A decade ago there were over 4,400 cases of oral cancer. Now the latest figures show this has risen to over 6,200. Around two thirds of cases are in men.

Oral cancer rates in the UK have risen by around a quarter in the last 10 years from around six to eight cases per 100,000 people.

Experts believe that infections with high-risk strains of the human papillomavirus (HPV) may be a key reason for the jump in cases of oral cancer.

HPV infections are common with up to eight out of 10 people in the UK infected at some point in their lives.

Infections are usually on the fingers, hands, mouth and genitals. Many strains of the virus cause infections that are harmless and get better on their own. Most people will never know they had the virus.

But a few strains of HPV are known as high-risk. If these strains persist they can lead to cell changes which could develop into cancer. One of these high-risk strains is HPV-16.

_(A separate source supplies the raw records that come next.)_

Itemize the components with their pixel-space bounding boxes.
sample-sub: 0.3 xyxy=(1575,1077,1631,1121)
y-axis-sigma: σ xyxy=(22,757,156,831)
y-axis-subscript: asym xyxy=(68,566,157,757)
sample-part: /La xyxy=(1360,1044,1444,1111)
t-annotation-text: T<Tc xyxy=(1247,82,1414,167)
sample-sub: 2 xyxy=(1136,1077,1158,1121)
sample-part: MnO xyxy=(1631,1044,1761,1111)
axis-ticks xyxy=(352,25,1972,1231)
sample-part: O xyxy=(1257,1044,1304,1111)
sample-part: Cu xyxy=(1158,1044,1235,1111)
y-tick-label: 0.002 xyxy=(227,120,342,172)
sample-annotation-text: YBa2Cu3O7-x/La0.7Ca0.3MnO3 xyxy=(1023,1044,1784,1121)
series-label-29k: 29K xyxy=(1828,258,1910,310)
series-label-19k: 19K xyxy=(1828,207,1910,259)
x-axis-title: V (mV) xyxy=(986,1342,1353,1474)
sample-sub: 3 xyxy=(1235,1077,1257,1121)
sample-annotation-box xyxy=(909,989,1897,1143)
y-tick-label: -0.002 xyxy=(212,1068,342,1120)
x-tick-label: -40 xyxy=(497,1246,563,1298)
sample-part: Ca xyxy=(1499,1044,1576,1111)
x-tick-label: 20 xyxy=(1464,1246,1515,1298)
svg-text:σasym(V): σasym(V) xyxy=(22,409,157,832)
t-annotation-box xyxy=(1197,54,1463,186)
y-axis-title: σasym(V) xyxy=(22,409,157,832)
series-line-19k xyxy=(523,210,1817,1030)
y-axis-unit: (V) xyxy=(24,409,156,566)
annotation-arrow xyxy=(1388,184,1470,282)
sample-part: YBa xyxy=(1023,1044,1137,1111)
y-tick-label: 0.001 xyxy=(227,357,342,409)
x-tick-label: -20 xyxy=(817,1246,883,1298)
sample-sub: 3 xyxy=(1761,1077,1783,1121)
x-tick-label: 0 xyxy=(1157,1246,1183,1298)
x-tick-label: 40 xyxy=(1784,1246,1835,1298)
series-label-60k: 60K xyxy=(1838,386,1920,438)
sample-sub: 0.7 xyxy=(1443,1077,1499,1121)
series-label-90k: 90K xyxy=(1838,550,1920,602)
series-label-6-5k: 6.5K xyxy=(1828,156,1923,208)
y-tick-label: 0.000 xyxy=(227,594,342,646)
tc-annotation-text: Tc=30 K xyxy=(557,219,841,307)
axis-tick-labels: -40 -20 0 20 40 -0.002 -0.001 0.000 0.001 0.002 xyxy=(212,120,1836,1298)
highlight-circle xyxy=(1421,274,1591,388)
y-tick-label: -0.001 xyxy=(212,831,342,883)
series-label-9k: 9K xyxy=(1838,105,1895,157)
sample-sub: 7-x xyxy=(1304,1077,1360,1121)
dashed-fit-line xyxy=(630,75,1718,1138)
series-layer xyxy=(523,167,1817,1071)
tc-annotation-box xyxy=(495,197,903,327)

Richard Shaw, a Cancer Research UK expert in head and neck cancers, based at the Liverpool Cancer Research UK Centre, said: “We have seen a rapid increase in the number of HPV16-positive cases of oral cancer. We have also noticed that patients with HPV-related oral cancers tend to be younger, are less likely to be smokers and have better outcomes from treatment than those whose tumours show no evidence of HPV.

“This raises questions as to exactly how these cancers develop and why they only affect a small proportion of people who are exposed.

“As HPV-related cancers appear to behave quite differently, the Liverpool Cancer Research UK Centre is also involved in Cancer Research UK-funded clinical trials to improve treatments.”

Traditionally, the main risk factors for oral cancer have been tobacco and alcohol. Oral cancers tend to take at least a decade to develop so looking at lifestyles 20 to 30 years ago can help understand the rise in cases.

Over the last 30 years, smoking rates in Britain have more than halved.

And while figures show that the amount of alcohol bought in the UK over the last 20 years has increased by 7 per cent – this is unlikely to be a large enough increase to explain fully the rise in the rates of oral cancers.

Experts say this suggests other risk factors may be playing a role – in particular HPV.

There were particularly sharp rises in the incidence rates of cancers at the base of the tongue (almost 90 per cent increase) and the tonsil (around 70 per cent increase) – two areas of the mouth where cancers are more commonly HPV-related.

Sara Hiom, director of information at Cancer Research UK, said: “It’s worrying to see such a big rise in oral cancer rates. But like many other cancers, if oral cancer is caught early, there is a better chance of successful treatment.

“So it’s really important for people to know the signs and symptoms of oral cancer – mainly mouth ulcers that just won’t heal, any lumps or thickening in the mouth, lips or throat, or red or white patches in the mouth that won’t go away.

“It’s not just doctors who have a vital role to play. If you’re worried about any of these symptoms you can see your dentist as well.

“Dentists have an important role to play in spotting oral cancer early and encouraging their patients to take care of their mouths. So make sure you attend regular dental check-ups.”